We should also probably be careful about memory layout of DB in
addition to, or even rather than, the search algorithm.  The current
rbtdb links each tree node via pointers, where each node is allocated
separately (even for an authoritative zone not allowing dynamic
updates).  So, search in a large zone would require many random
accesses, reducing efficiency of CPU caches or even causing frequent
paging.  If, for example, we could make the portion of DB structure
where the search runs sufficiently compact, we may be able to improve
lookup speed substantially.

One other crazy idea: I've noticed many queries to caching servers (at
least those in the data sets I often used for performance tests) are
reverse lookup queries.  Since DNS search for a reverse lookup query
is essentially a longest prefix match on IP prefixes, we may be able
to apply efficient algorithm for routers directly.  For example, when
we search for 192.187.152.204.in-addr.arpa, we might look for a
longest matching prefix for 204.152.187.192 (the key is a 32-bit
integer rather than a string-based DNS name) in a "forwarding table"

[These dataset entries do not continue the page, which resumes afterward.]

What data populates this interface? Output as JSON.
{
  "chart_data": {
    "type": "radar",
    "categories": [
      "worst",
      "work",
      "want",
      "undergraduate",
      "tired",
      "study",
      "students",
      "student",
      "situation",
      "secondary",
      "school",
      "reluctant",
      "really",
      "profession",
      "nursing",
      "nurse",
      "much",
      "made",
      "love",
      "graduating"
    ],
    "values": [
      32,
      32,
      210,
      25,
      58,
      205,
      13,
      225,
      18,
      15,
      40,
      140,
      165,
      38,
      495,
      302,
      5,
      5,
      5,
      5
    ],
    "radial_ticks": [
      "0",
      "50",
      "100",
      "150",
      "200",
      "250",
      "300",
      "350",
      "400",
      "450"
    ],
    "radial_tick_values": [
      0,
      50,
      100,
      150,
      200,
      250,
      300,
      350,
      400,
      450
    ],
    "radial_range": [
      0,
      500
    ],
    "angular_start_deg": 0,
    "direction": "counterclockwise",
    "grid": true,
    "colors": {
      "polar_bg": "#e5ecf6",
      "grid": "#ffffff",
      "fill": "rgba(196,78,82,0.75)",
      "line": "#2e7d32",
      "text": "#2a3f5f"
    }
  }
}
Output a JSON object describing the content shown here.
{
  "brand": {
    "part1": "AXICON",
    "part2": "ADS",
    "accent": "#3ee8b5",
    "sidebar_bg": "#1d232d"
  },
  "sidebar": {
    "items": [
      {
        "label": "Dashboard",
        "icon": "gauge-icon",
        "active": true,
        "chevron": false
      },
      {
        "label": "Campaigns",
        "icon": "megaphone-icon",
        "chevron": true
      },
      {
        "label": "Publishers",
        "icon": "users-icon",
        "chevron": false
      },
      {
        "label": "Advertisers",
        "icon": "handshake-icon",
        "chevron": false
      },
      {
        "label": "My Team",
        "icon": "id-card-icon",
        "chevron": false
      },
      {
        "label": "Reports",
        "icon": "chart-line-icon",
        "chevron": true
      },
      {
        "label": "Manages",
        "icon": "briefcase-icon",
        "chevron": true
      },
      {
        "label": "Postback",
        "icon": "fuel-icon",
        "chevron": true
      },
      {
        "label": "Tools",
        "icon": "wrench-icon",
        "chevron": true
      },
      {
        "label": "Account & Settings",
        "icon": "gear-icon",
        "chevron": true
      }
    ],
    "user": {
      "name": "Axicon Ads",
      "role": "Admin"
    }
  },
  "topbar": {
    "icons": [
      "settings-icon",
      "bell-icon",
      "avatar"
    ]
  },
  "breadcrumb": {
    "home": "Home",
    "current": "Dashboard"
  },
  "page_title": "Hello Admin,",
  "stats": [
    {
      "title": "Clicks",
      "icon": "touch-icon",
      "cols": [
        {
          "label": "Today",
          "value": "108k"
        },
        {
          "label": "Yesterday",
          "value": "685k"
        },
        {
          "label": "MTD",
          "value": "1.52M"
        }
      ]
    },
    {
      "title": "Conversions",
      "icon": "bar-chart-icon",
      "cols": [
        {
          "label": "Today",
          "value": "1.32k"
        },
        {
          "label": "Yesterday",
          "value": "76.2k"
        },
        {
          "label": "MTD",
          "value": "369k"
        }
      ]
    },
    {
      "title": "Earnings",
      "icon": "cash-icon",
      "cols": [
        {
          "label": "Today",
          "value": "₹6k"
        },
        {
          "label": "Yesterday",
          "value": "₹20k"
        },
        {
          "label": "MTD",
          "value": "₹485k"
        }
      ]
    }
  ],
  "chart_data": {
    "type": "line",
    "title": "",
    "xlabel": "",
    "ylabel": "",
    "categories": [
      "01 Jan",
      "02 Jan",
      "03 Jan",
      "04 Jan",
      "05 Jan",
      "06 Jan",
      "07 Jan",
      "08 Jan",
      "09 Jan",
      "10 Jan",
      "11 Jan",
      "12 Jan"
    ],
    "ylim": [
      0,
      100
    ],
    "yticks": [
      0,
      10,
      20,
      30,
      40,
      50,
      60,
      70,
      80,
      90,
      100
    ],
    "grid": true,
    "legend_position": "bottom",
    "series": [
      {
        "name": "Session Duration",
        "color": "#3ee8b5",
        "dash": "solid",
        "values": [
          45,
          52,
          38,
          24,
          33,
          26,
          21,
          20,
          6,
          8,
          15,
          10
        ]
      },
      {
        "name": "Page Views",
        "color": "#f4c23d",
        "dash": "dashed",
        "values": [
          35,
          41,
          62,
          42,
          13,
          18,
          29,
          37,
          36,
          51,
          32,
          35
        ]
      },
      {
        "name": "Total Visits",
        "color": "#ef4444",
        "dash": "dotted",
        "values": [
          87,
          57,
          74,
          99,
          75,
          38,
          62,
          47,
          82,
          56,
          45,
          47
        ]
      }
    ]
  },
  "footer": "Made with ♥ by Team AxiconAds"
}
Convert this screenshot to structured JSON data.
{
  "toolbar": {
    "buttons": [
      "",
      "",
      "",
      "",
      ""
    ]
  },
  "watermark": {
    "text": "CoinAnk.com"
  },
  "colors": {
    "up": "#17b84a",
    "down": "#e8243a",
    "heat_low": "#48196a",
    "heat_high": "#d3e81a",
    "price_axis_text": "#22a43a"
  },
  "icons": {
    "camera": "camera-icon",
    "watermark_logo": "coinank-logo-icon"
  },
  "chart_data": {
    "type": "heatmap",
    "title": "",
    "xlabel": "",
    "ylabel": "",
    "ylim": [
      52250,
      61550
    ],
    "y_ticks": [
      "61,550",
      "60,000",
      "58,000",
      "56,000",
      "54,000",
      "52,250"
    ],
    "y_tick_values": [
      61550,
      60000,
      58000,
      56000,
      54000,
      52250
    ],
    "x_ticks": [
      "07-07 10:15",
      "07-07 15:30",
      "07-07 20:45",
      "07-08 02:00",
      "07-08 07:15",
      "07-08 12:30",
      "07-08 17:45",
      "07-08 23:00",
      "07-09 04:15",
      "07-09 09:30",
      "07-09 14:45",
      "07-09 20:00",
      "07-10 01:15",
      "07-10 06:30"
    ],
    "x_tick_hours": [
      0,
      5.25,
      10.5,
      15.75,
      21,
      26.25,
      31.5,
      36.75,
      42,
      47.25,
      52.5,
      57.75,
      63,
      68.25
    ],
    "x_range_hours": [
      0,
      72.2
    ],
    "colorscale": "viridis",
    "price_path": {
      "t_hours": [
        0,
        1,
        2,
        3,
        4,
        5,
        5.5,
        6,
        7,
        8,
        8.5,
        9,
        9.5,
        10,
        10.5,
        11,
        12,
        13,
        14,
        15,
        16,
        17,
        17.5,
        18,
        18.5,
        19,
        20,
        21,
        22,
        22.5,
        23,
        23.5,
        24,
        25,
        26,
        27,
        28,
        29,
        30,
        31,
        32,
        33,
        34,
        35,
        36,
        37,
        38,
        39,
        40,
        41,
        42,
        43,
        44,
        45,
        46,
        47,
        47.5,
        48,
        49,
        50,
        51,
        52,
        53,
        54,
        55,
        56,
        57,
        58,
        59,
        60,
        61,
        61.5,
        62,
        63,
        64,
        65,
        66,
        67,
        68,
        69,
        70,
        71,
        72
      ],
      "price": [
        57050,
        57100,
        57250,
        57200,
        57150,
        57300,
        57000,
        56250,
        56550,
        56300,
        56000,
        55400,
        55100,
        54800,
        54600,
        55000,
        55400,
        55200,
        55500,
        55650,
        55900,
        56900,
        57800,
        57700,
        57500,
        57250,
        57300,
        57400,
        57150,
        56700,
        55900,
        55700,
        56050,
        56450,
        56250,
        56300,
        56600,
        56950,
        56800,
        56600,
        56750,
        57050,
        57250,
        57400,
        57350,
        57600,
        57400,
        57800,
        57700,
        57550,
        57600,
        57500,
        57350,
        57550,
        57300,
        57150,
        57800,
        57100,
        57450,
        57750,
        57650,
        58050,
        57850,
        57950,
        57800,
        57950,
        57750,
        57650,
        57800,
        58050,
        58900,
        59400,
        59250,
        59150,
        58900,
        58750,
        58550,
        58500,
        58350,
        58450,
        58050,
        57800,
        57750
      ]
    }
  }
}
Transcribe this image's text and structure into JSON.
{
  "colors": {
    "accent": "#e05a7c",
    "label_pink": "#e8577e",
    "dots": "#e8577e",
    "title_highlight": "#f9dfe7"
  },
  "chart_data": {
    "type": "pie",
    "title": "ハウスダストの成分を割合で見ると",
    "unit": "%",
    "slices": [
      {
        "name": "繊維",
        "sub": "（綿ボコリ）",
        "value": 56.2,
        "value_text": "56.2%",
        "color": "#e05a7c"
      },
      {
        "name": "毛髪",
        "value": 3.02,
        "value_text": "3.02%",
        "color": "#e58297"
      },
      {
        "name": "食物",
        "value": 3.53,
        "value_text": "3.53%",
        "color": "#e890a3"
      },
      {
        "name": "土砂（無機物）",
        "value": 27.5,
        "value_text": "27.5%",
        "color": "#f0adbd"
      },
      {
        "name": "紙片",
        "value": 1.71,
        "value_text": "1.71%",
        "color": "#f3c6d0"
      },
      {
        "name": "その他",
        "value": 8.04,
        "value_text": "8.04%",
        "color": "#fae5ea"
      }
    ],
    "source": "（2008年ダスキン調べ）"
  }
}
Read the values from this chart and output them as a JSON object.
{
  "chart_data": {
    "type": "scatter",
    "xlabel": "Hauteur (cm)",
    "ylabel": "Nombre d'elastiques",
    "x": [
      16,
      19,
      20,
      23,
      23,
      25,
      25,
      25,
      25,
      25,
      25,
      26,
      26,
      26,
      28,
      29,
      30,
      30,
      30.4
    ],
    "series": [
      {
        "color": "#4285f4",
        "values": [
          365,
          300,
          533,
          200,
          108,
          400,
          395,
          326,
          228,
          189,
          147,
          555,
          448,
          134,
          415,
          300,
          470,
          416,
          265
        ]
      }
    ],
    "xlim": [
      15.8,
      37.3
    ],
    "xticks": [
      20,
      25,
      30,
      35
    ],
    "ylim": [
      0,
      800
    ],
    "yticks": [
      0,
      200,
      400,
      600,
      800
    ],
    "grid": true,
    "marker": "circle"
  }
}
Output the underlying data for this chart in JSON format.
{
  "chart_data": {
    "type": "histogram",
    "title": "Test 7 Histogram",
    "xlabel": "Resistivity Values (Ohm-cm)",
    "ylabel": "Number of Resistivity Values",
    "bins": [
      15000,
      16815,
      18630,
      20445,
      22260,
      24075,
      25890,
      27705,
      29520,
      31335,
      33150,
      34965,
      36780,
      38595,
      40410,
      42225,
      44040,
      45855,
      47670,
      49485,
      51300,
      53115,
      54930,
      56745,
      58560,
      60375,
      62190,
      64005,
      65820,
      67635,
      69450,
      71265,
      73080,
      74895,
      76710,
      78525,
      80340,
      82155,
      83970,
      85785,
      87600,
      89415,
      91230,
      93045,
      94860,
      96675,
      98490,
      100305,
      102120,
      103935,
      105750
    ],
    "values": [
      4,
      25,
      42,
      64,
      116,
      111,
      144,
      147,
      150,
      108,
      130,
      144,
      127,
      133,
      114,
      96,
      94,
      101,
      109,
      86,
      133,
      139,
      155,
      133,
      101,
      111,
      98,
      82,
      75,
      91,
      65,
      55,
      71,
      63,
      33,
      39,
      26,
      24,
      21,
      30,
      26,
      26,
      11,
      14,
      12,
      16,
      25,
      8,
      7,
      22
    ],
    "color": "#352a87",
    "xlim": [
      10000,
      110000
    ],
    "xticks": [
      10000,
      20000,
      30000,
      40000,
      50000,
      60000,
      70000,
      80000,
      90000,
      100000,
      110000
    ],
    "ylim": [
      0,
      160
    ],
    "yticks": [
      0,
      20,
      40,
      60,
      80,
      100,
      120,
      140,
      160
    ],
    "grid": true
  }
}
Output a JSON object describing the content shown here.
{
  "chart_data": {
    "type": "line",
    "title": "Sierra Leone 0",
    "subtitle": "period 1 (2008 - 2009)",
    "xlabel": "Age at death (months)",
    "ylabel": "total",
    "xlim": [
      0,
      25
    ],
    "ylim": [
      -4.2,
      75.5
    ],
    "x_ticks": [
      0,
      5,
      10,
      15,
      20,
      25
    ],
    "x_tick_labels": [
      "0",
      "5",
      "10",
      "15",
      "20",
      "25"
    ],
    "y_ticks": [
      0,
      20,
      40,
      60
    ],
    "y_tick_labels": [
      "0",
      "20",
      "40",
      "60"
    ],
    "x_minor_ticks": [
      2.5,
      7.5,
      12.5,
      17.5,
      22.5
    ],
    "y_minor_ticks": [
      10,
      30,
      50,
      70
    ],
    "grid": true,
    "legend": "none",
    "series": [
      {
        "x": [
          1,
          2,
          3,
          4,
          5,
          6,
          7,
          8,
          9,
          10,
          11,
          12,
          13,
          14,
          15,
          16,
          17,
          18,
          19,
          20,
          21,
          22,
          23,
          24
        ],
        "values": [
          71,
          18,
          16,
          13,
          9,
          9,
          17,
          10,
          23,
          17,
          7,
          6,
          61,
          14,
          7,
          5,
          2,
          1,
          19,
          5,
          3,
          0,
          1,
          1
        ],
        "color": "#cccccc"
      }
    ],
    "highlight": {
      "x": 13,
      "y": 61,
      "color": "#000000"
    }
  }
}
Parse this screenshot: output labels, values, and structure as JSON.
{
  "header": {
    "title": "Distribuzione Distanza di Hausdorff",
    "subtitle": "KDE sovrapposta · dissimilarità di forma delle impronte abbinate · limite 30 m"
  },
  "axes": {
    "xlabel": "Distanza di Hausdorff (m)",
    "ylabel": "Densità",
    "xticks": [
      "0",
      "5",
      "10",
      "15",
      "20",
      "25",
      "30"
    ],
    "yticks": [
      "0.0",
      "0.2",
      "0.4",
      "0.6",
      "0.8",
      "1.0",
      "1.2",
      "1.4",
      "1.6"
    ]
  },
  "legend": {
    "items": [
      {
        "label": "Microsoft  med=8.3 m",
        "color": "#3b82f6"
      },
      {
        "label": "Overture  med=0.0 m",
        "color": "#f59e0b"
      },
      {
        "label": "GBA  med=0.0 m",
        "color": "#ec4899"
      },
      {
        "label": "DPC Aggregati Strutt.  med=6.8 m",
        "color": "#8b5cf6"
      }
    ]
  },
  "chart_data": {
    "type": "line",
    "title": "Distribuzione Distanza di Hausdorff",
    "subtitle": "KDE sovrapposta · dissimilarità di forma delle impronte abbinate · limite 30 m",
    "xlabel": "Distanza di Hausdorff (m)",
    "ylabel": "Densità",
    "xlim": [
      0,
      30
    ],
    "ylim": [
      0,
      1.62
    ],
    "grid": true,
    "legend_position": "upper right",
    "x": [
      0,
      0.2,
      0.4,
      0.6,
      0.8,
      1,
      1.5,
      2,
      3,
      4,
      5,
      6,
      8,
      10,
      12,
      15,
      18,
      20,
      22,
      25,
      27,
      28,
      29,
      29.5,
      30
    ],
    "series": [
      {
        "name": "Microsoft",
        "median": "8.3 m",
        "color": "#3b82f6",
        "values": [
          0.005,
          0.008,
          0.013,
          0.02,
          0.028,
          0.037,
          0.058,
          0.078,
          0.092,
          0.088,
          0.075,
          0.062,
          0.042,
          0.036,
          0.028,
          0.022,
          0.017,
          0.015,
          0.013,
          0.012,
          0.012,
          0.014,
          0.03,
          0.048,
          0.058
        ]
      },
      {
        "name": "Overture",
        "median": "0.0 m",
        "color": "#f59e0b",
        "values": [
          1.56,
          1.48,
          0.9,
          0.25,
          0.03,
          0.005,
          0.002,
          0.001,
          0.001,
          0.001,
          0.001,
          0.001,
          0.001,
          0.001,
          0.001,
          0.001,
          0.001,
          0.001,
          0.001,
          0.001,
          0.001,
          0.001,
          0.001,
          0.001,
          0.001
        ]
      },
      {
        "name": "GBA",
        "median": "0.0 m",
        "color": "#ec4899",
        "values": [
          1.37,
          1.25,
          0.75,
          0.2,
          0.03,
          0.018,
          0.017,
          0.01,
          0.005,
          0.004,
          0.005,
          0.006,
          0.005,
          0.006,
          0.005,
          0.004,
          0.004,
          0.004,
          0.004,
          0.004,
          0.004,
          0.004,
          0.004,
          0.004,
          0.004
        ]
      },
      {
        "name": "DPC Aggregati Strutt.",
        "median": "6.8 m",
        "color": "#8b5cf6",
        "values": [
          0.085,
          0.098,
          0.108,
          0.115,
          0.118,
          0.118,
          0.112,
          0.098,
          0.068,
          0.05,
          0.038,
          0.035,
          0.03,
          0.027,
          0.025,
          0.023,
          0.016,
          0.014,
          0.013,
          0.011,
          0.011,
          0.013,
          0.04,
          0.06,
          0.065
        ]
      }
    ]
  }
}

using some magically efficient lookup algorithm.  Again, of course,
there are non trivial differences between these two.  For example,
"classless" reverse query (a la RFC2317) would be very tricky, if not
impossible, in this approach.

One other trivial optimization on the current BIND9 implementation: it
always makes full-compare even in search within a single domain.  For
example, when a query name "www.isc.org" is looked up in the "isc.org"
zone DB, the common "isc.org" part is always compared as the search
algorithm traverses the RBT, even if it should have been known that
the search key shares the zone name.  This is an obvious waste and
could be omitted.  I don't know how effective it is, though.